Marshall’s Shockers don’t just play angry. They play through egregious pain, too.
"When they had to put it back in place," Carter recalled, "it was about a 12 (on a pain scale of 10). It wasn’t fun."
The tooth was shoved back into place, only to come loose again after he was struck in the mouth. The Wichita forward said another blow from a Hoosiers player actually straightened it pretty much back to its original position:
"I think (the pressure is) pretty even," Marshall said.
"We’ve got pressure because if we don’t play well, they’re going to beat us. And we know that. So we’ve got to play well and we’ve got to rebound with them and they’ve got some tremendous athletes and they play really hard and, hopefully, we can take some things and try to take them out of some things. And they’re going to be doing the same thing."

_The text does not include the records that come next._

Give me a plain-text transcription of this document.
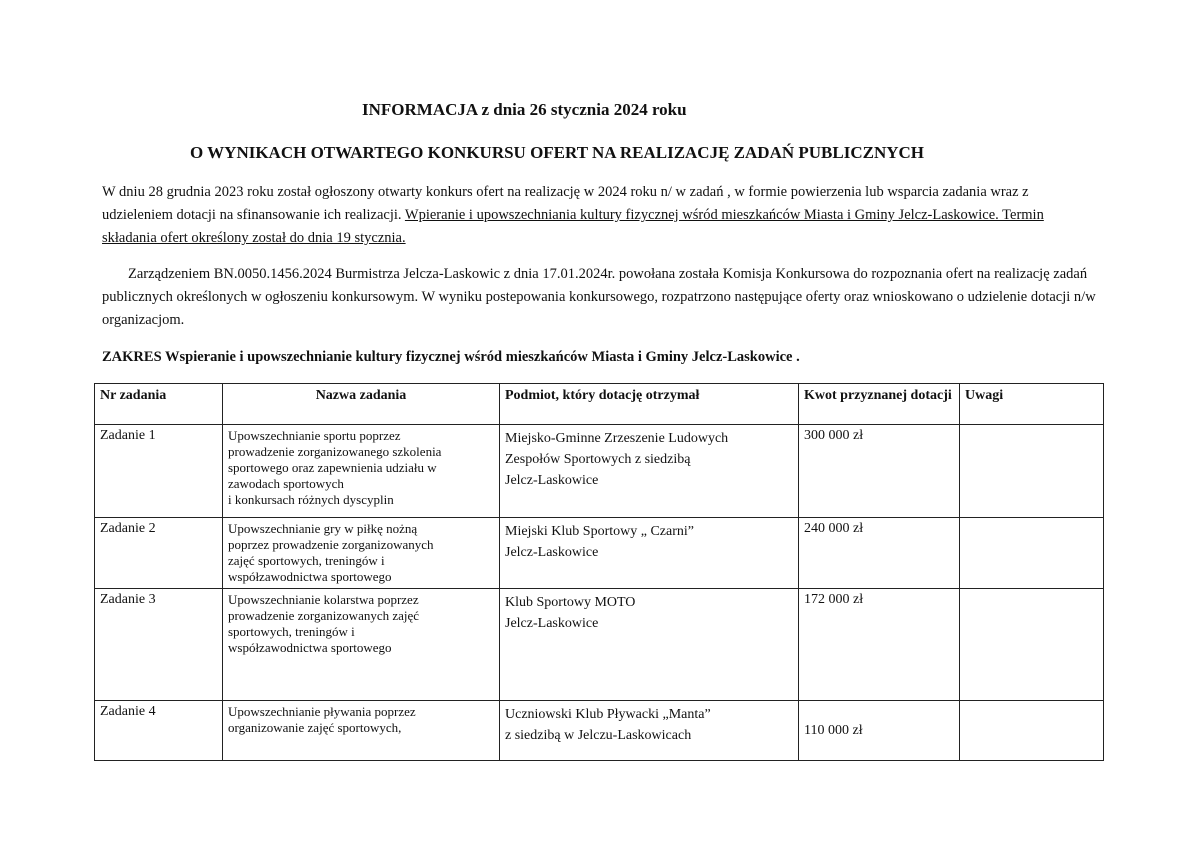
INFORMACJA z dnia 26 stycznia 2024 roku
O WYNIKACH OTWARTEGO KONKURSU OFERT NA REALIZACJĘ ZADAŃ PUBLICZNYCH
W dniu 28 grudnia 2023 roku został ogłoszony otwarty konkurs ofert na realizację w 2024 roku n/ w zadań , w formie powierzenia lub wsparcia zadania wraz z udzieleniem dotacji na sfinansowanie ich realizacji. Wpieranie i upowszechniania kultury fizycznej wśród mieszkańców Miasta i Gminy Jelcz-Laskowice. Termin składania ofert określony został do dnia 19 stycznia.
Zarządzeniem BN.0050.1456.2024 Burmistrza Jelcza-Laskowic z dnia 17.01.2024r. powołana została Komisja Konkursowa do rozpoznania ofert na realizację zadań publicznych określonych w ogłoszeniu konkursowym. W wyniku postepowania konkursowego, rozpatrzono następujące oferty oraz wnioskowano o udzielenie dotacji n/w organizacjom.
ZAKRES Wspieranie i upowszechnianie kultury fizycznej wśród mieszkańców Miasta i Gminy Jelcz-Laskowice .
Nr zadania	Nazwa zadania	Podmiot, który dotację otrzymał	Kwot przyznanej dotacji	Uwagi
Zadanie 1	Upowszechnianie sportu poprzez
prowadzenie zorganizowanego szkolenia
sportowego oraz zapewnienia udziału w
zawodach sportowych
i konkursach różnych dyscyplin	Miejsko-Gminne Zrzeszenie Ludowych
Zespołów Sportowych z siedzibą
Jelcz-Laskowice	300 000 zł	
Zadanie 2	Upowszechnianie gry w piłkę nożną
poprzez prowadzenie zorganizowanych
zajęć sportowych, treningów i
współzawodnictwa sportowego	Miejski Klub Sportowy „ Czarni”
Jelcz-Laskowice	240 000 zł	
Zadanie 3	Upowszechnianie kolarstwa poprzez
prowadzenie zorganizowanych zajęć
sportowych, treningów i
współzawodnictwa sportowego	Klub Sportowy MOTO
Jelcz-Laskowice	172 000 zł	
Zadanie 4	Upowszechnianie pływania poprzez
organizowanie zajęć sportowych,	Uczniowski Klub Pływacki „Manta”
z siedzibą w Jelczu-Laskowicach	110 000 zł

For the fans in blue and fans in gold scurrying around downtown Omaha, the party, the smack, the badgering, figures to run through the weekend. For the Shockers’ coaches and players, though, it was brief. Loud but brief, a cacophony of joyous howls from the locker room that could be heard 50 to 60 feet away from the closed front door. Wichita State athletic director Eric Sexton was one of the first to emerge from the din.
"They’re excited," he observed. A pause. "But not satisfied."
With that, Sexton turned on his heel and walked down the hall. Beaming.